Buch veröffentlichtGebürtige Leverkusenerin schildert Eindrücke ihrer Kindheit
Leverkusen – Steine in Einmachgläsern, nach Größe und Farbe geordnet. Das sind die Eindrücke aus der Kindheit. Die Mutter putzte im Büro der Kiesgrube und die Protagonistin des Romans „Einer aus Wiesendorf“ zieht den Vergleich zu den Steinen in Gläsern mit eingemachten Kirschen, Mirabellen oder Pflaumen.
Große Ähnlichkeit mit Leverkusen
Auch im Mayer-Werk putzt die Mutter und an den langen Wäscheleinen hängen tausende Wollfäden, die sie aber nicht mitnehmen darf. Die Handlungsorte des Romans von Edith Lutz haben auffällige Ähnlichkeit mit Leverkusen, Wiesdorf, dem Bayerwerk. Das ist beabsichtigt. Die gebürtige Leverkusenerin, die heute in Kall in der Eifel lebt, recherchierte unter anderem im Bayer-Archiv für ihren Roman. Im Werk arbeitete ihr Vater, im Roman heißt er Walter Paul. Sein Schicksal arbeitete Lutz auf, als sie nach dem unaufgeklärten Tod des Vaters Briefe und Dokumente in einer Gartenlaube fand. Auch Zeitungsausschnitte aus dem „Leverkusener Anzeiger“, in denen über das Schöffengericht Ende März und Anfang April 1958 berichtet wurde, sind Grundlage ihrer Recherche. Ihrem Vater wurde Werksspionage zur Last gelegt.
Erinnerung an den Vater
Was sie mitnimmt aus der Kindheit, ist die Erinnerung an den unglücklichen Vater, im Roman ist es der Werksmeister Walter Paul, der erfolgreich in der Kautschukabteilung arbeitete. Er machte mehrere Erfindungen, die zum Patent angemeldet wurden. Dem Konzern verhalfen sie zu ansehnlichen Gewinnen. Im Dritten Reich war es Ziel des Regimes im Zuge der Autarkiebestrebungen unabhängig von Rohstoffimporten zu werden – unter anderem im Bereich des synthetischen Kautschuks Buna, der auch für Autoreifen verwendet wurde. Dem Vater waren im Werk polnische Zwangsarbeiter zugeteilt.
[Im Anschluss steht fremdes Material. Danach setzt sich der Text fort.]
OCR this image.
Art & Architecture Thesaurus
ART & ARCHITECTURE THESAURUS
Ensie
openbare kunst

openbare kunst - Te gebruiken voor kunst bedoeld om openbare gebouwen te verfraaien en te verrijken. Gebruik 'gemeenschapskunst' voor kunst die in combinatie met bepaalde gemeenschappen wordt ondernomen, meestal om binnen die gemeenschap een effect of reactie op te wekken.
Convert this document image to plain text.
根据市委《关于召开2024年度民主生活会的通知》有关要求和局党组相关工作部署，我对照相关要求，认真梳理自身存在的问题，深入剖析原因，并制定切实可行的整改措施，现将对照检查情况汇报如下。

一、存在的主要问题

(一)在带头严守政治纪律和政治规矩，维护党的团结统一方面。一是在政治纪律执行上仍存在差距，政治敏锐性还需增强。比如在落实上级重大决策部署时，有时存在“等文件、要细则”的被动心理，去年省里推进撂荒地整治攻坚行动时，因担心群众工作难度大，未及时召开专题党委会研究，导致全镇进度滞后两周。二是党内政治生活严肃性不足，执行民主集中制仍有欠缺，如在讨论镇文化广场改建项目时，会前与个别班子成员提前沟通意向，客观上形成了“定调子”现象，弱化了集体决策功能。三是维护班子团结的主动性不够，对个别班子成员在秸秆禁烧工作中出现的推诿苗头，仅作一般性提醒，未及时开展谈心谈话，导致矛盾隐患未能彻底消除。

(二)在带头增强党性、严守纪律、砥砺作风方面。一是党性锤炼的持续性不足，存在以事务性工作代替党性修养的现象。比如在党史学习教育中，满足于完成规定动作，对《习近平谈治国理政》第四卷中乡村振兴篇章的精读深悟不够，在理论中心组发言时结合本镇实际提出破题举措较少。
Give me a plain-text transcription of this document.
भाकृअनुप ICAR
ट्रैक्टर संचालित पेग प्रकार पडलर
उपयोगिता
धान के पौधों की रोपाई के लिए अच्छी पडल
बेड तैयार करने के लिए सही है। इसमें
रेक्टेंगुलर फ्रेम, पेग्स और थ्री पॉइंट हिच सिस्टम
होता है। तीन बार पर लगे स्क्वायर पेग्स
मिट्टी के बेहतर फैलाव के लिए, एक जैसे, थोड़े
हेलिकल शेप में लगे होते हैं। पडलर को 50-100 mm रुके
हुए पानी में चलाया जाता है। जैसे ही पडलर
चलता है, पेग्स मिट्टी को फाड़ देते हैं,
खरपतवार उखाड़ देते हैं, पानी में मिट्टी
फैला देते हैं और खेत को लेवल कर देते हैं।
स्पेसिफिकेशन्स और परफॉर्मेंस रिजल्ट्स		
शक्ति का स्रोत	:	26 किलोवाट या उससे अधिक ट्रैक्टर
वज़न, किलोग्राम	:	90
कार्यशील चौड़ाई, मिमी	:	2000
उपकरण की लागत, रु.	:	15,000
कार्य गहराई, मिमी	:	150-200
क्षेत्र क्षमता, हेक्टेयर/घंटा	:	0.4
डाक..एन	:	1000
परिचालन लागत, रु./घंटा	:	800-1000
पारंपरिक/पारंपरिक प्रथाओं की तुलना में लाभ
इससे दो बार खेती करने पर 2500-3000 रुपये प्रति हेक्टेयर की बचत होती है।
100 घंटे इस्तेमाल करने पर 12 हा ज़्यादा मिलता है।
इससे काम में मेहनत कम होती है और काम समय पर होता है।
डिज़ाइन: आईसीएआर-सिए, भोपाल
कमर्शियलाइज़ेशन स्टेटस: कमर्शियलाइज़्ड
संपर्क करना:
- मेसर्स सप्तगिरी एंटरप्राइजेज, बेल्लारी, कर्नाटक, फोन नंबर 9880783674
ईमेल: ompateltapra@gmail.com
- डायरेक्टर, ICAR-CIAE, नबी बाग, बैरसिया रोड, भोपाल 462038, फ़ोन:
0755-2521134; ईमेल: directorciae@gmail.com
Aktiv in der Friedensbewegung
Verstehen zu wollen, das war ein Antrieb für das Buch. Für ihren Roman recherchierte Edith Lutz im Auschwitz-Archiv, im Bundesarchiv sowie im NRW-Rheinland-Archiv. Und sie befragte ihre Geschwister. Lutz (Jahrgang 1949) absolvierte nach einer Ausbildung zur Krankenschwester und einem Lehramtsstudium in Englisch, Biologie und Religionswissenschaften im Fach Jüdische Studien. Sie engagiert sich in der Friedensbewegung Israel Palästina und möchte mit ihrem Roman, der auf wahren Ereignissen basiert, Brücken schlagen. „In diesem Roman, der auf Geschehnissen basiert, die sich in vergleichbarer Weise zugetragen haben, geht es um mehr als ein Einzelschicksal; denn die Kräfte, denen Einer aus Wiesendorf zum Opfer fällt, sind die gleichen, die für das Leid einer Vielzahl von Menschen verantwortlich sind: Das Streben nach Macht und Profit“, erklärt der Pop-Verlag aus Ludwigsburg, bei dem Edith Lutz ihr Buch veröffentlichte.
Persönliche Bezüge
Ihr fiktiver Roman hat viele persönliche Bezüge. Die Schauplätze, welche sie auswählte, erinnern an das Leverkusen der 50er Jahre. Der lokale Bezug wird bereits durch das Bild auf dem Umschlag des Buchs hergestellt. Es zeigt eine Gruppe Jugendlicher aus der Wandervogelbewegung.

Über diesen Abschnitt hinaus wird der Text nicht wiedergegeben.